Vorgesehen sind Aktivitäten wie Malen, Basteln, Lesen oder Vorlesen, Haustiere füttern, Musik hören oder spielen, Spaziergänge und Ausflüge, Bewegungsübungen oder der Besuch von Gottesdiensten und Friedhöfen. Alles Tätigkeiten, die auch von ehrenamtlichen Helfern geleistet werden können. Die Kosten in Höhe von rund 300 Millionen Euro jährlich werden den Pflegekassen aufgebürdet: ein Scheck, der durch die am 1. Juli dieses Jahres in Kraft getretene Pflegebeitragssatzerhöhung von 0,25 Prozentpunkten nicht gedeckt ist.

Die Maßnahme ist umstritten. Fachverbände, so der Deutsche Pflegerat, melden Bedenken an. Davon unabhängig jedoch stellt sich die Frage, ob mit der in ihren Entscheidungen zentral ausgerichteten sozialen Pflegeversicherung die Weichen richtig gestellt sind. Bis 2050 wird die Zahl der zu Pflegenden von über zwei Millionen in diesem Jahr auf über vier Millionen steigen, die Zahl der Pflegeheimbewohner von rund 630 000 auf 1,6 Millionen und die Zahl der Demenzkranken von 1,1 auf 2,1 Millionen. 2050 kommt auf einen Berufstätigen ein Ruheständler. Es ist nicht vorstellbar, wie nach dem heutigen Konzept so die Versorgung von Pflegebedürftigen sichergestellt werden kann.

Kommunen und Heime brauchen mehr Spielraum

Mit der abnehmenden Zahl von Berufstätigen nimmt die Zahl nicht mehr Berufstätiger zu - bei steigender Lebenserwartung in vielen Fällen von Personen, die zwar nicht mehr im Arbeitsleben stehen, aber noch einsatzfähig sind und ein großes Potenzial an ehrenamtlichen Helfern darstellen. Viele Ältere mit großer Lebenserfahrung sind in der Lage und auch bereit, ehrenamtlich tätig zu sein. Sie müssen jedoch angesprochen, motiviert und gegebenenfalls auch qualifiziert werden.

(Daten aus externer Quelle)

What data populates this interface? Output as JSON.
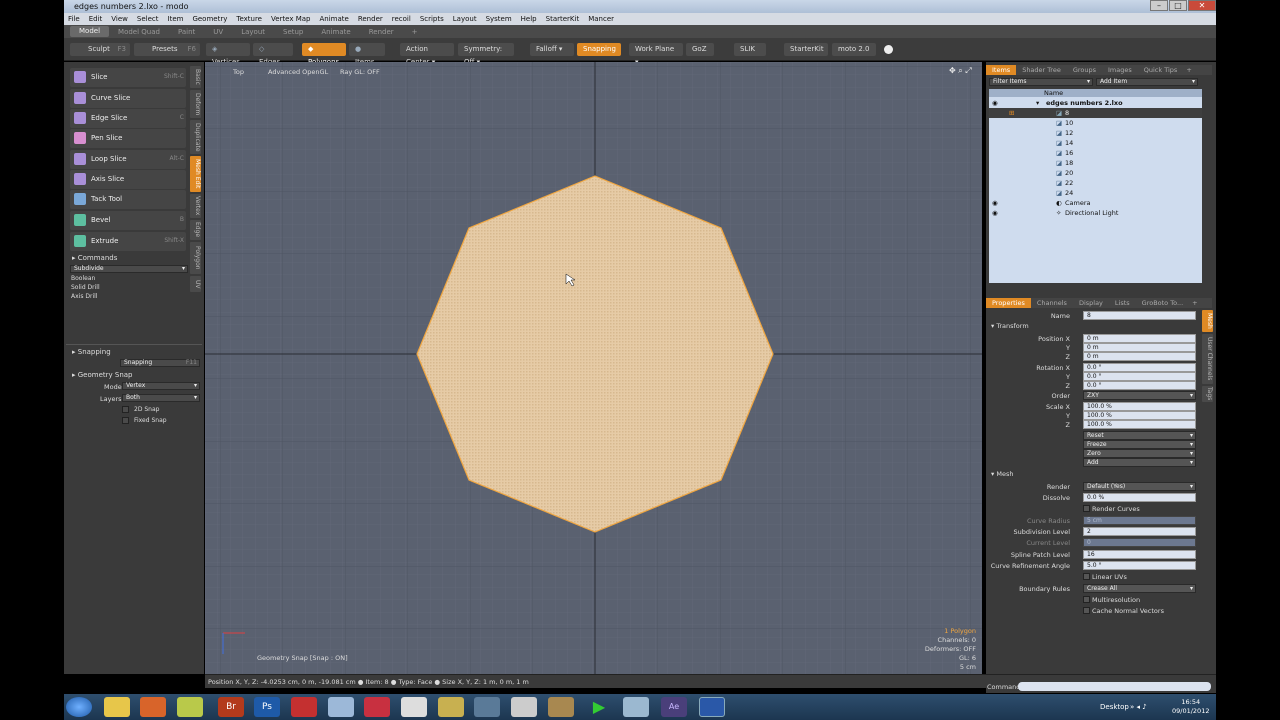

Dies geht nur dezentral - in der Gemeinde, der Nachbarschaft. Erforderlich ist hierzu eine Umleitung der Finanzströme in der Pflegeversicherung. Die Finanzmittel müssen primär den Pflegebedürftigen selbst, den Pflegeheimen und den Kommunen zur Verfügung stehen. Es muss örtlich gehandelt werden können, orientiert an unterschiedlichen Situationen und Anforderungen. Damit könnte auch eine Reduktion der Dokumentationsflut verbunden sein mit doppelter Kontrolle von Kassen und Heimaufsicht. Heute sind qualifizierte Pflegekräfte während 40 Prozent ihrer Arbeitszeit mit der Pflegedokumentation beschäftigt. Zeit, die sinnvoller für die originären Aufgaben von Pflegekräften eingesetzt werden sollte: der Pflege von Patienten.

Die Bereitschaft, in der Kommune für pflegebedürftige Gemeindemitglieder, in der Nachbarschaft für Nachbarn zu sorgen, ist groß. Was fehlt, ist das Vertrauen in die Gestaltungsfähigkeiten im kommunalen Bereich. Benötigt wird ein Konzept, dass Abschied nimmt von der Vorstellung, dass nur zentral entschieden werden kann, was unsere Bevölkerung braucht. Vielfalt ist die Lösung, nicht Einheitlichkeit. Dies erfordert allerdings den Mut zum Unterschied. Und es erfordert eine Kultur von Ehrenamtlichkeit und freiwilliger Hilfe im kommunalen Bereich.

Professor Fritz Beske

Professor Dr. med. Fritz Beske leitet das Institut für Gesundheits-System-Forschung in Kiel. Seine beruflichen Stationen führten ihn ins Kieler Innenministerium, zur Weltgesundheitsorganisation und in das schleswig-holsteinische Sozialministerium. In diesem Frühjahr ist er mit der Paracelsus-Medaille ausgezeichnet worden.